Continental Life Ins. v. Perry & Townsend

65 Iowa 709 | Iowa | 1885

Adams, J.

The plaintiff became the owner of the land in question through the foreclosure of a mortgage. The defendants, T. B. Perry and J. S. Townsend, doing business under the firm name of Perry & Townsend, acted as attorneys for the plaintiff in the foreclosure. For their services in sueh foreclosure they were paid in full. This appears to have been in 1878. In October of the year previous it appears that the premises had been sold for taxes, the sale being the one now in question. Whether the defendants, as faithful attorneys, should have discovered this fact, and notified the plaintiff before foreclosure, in order that it might redeem, we need *710not determine. The case will turn upon other considerations. They did not, it appears, in fact discover the sale until October, 1880. In December of that year the defendant, Townsend, purchased the tax certificate, paying therefor a little less than $180. At the time of this purchase the evidence shows, as we think, that the defendants were in possession of the sheriff’s deed which had been obtained by them for the plaintiff in the foreclosure. It is certain that for more than a year the defendants had been receiving for the plaintiff the rent of the property, all which rent they still retained in their hands, and which amounted to a little more than $140. They were, then, at the time Townsend purchased the tax certificates, acting as the plaintiff’s agents in respect to-the property, with money in their hands received from the property, and Townsend’s purchase must, we think, be deemed to have been made in trust for the plaintiff.

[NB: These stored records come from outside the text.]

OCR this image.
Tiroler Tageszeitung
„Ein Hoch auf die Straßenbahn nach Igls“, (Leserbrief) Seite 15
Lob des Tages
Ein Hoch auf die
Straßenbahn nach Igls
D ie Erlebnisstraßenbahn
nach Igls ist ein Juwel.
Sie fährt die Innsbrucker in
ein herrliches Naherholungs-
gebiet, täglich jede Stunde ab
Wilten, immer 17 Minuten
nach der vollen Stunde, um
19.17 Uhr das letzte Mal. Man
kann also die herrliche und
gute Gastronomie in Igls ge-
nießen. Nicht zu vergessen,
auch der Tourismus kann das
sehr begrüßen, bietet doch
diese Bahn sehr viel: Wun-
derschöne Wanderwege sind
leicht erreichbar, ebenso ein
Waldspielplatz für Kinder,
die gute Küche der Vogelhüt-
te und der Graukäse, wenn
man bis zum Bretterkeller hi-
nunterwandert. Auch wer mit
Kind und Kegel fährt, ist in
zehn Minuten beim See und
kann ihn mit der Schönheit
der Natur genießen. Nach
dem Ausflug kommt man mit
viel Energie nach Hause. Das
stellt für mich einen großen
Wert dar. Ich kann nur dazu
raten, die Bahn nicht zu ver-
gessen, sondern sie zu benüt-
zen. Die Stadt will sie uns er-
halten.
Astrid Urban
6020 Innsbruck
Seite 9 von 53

We do not, indeed, understand the defendants in their argument as seriously denying that Townsend purchased the certificate in trust for the plaintiff. They had, previously to the commencement of the action, written a letter in which they seemed tó recognize their trusteeship, and in their argument, referring to the letter, they say: “ We acknowledge ourselves as holding the tax certificate in trust for the plaintiff' when we wrote the letter.” The fact of the trusteeship existing at the time of the purchase.and afterwards we may regard as settled.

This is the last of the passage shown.